I mock Republicans’ use the term Real American to describe their white base by adding a trademark symbol to it, but McConnell just made a mockery of my mockery. He spoke plainly.
It is a gaffe McConnell would be remembered for if not for the many calculated legislative atrocities he’s committed over his career. Greg Sargent recalls “a largely-forgotten, 11-year-old quote” from McConnell on how he approached his role during the fight over the 2010 Affordable Care Act. He explained himself to The Atlantic‘s Joshua Green:
“We worked very hard to keep our fingerprints off of these proposals,” McConnell says. “Because we thought — correctly, I think — that the only way the American people would know that a great debate was going on was if the measures were not bipartisan. When you hang the ‘bipartisan’ tag on something, the perception is that differences have been worked out, and there’s a broad agreement that that’s the way forward.”
Sargent continues:
The counterintuitive thought here runs as follows: Yes, Americans want the parties to cooperate in a bipartisan fashion. Yes, when the parties disagree, Americans might agree with one side more than the other.
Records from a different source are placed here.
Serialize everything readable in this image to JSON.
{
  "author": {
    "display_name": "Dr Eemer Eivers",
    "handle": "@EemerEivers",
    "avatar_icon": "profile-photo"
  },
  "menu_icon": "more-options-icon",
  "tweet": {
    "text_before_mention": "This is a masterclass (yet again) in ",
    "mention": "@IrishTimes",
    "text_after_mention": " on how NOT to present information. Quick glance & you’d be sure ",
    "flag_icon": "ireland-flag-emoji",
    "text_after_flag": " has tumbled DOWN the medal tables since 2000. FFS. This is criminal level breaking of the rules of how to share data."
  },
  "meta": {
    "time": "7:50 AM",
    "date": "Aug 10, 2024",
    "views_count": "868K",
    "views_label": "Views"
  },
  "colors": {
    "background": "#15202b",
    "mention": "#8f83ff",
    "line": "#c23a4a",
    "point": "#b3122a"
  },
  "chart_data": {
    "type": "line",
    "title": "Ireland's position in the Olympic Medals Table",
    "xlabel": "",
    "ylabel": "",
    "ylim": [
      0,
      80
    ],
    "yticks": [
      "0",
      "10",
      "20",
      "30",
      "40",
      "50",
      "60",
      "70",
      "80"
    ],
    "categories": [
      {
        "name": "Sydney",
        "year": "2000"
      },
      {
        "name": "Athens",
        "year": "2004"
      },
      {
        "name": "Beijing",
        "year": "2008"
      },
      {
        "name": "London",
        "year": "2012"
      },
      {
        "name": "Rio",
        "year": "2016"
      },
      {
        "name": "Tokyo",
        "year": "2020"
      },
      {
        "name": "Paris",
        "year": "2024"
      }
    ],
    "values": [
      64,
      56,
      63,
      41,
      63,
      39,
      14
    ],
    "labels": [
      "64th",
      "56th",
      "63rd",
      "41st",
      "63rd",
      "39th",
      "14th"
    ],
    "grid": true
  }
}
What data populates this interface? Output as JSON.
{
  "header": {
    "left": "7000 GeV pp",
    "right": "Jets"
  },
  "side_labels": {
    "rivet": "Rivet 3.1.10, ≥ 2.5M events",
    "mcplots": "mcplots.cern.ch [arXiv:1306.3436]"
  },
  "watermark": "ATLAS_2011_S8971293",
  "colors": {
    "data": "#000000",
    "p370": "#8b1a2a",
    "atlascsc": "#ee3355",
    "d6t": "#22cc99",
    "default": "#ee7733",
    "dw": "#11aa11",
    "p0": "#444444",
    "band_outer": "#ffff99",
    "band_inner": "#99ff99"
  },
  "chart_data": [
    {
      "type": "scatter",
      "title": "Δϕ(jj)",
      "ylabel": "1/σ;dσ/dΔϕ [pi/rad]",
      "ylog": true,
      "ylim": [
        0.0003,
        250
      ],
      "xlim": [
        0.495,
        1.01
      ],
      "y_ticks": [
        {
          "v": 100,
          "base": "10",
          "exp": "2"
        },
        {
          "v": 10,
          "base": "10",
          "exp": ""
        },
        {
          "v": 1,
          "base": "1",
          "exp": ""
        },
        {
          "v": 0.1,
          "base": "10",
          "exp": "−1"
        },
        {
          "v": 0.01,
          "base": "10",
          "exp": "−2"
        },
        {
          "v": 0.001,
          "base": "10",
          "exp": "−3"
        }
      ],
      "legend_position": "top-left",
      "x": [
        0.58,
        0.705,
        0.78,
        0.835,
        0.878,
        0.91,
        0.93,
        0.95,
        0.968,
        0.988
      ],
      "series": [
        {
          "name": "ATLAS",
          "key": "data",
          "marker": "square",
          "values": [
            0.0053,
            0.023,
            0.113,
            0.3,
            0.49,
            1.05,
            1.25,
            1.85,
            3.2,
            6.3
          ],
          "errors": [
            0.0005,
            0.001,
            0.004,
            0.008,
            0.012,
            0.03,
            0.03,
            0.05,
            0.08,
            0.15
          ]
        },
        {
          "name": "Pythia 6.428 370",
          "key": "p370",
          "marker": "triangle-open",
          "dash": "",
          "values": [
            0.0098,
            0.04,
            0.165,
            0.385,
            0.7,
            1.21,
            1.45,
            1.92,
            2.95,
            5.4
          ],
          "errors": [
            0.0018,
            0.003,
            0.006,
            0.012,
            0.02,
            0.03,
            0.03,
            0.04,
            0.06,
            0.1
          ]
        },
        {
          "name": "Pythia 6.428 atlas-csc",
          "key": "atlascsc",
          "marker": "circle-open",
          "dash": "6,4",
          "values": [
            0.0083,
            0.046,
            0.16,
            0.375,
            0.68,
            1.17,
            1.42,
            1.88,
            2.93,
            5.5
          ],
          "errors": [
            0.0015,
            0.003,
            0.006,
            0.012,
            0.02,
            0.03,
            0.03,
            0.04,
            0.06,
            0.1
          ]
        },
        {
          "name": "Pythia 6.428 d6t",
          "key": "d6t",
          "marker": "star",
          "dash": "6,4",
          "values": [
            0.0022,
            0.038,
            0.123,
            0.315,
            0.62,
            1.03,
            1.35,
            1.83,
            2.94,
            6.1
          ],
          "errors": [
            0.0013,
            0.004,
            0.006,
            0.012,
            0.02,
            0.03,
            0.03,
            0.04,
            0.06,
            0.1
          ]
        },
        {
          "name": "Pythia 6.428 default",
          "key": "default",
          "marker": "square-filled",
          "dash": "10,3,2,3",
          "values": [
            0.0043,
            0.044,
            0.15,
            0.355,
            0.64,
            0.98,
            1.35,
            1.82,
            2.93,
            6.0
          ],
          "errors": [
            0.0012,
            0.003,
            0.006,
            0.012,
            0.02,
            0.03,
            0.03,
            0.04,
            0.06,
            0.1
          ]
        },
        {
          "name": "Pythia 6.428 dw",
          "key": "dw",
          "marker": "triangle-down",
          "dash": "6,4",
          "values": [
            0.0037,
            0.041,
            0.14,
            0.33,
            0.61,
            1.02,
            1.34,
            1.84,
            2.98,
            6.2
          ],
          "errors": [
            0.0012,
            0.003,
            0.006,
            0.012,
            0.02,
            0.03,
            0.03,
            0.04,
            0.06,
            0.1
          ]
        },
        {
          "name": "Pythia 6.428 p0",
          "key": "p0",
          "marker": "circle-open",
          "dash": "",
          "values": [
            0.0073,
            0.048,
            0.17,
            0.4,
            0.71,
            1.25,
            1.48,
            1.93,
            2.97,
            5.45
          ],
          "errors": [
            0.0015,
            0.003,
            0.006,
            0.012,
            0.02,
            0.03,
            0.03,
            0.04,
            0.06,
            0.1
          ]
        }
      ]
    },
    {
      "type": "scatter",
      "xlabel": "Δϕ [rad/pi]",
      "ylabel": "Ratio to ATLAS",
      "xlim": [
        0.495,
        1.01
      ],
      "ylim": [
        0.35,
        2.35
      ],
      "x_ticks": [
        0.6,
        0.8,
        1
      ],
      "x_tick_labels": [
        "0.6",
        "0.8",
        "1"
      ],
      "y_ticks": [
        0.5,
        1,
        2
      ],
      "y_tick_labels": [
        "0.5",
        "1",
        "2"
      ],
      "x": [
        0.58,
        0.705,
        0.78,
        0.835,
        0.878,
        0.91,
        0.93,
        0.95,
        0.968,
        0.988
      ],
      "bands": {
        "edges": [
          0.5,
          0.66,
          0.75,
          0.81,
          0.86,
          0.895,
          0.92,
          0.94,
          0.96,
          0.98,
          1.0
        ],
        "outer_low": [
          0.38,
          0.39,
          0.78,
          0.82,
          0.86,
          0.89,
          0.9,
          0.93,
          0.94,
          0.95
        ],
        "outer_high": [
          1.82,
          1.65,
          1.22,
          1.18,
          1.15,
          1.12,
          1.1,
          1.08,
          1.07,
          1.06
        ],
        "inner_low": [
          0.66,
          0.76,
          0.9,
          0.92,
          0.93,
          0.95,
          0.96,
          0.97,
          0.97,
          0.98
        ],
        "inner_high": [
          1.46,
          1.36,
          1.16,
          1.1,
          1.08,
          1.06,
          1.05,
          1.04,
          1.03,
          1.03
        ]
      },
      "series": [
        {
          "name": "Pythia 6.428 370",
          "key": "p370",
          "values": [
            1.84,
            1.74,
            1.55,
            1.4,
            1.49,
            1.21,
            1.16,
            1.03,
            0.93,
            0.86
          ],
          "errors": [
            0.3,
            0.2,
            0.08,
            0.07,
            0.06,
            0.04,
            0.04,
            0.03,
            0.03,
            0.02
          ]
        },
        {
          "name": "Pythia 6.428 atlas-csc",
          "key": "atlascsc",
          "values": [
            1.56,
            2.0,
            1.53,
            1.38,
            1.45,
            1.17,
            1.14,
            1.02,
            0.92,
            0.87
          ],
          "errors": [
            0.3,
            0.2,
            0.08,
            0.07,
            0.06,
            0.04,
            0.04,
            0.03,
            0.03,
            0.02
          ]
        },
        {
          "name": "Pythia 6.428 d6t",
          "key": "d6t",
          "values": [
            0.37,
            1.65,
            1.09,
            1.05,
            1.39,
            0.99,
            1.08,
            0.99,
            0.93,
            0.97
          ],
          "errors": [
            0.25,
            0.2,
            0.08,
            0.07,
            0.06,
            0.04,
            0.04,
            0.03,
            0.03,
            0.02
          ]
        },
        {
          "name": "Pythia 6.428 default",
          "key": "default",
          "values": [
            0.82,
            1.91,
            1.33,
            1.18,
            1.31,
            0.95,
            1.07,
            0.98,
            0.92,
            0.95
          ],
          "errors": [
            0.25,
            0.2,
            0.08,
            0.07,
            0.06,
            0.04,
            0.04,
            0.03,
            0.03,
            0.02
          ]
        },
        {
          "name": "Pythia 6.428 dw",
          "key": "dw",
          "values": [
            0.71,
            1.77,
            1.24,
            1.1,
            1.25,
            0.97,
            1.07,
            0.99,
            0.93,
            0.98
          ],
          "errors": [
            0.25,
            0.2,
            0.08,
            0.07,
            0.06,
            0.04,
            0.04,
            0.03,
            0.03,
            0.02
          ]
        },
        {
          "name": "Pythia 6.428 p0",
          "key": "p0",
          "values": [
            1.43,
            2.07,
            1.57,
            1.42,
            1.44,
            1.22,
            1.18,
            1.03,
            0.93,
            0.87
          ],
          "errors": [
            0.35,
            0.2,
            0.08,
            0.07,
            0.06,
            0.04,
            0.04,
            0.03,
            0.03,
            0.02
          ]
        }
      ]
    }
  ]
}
But in McConnell’s theory, those things don’t matter.
Instead, when government is seen as dysfunctional amid partisan fighting, the president and his party are blamed, because they run the place. When Republicans uniformly oppose the president’s policies, voters fault him for failing to secure bipartisan cooperation. That’s why McConnell wants to deny him “broad agreement.”
Biden famously described himself as a “gaffe machine,” and he made a few during his 2-hour press conference this week. McConnell, however, is so confident in his party’s ability to engineer minority rule in what was the world’s most prominent democracy that he can say plainly that he does not consider non-whites to belong here. It’s hardly a revelation.
UPDATE: Note McConnell’s us/them hand gesture.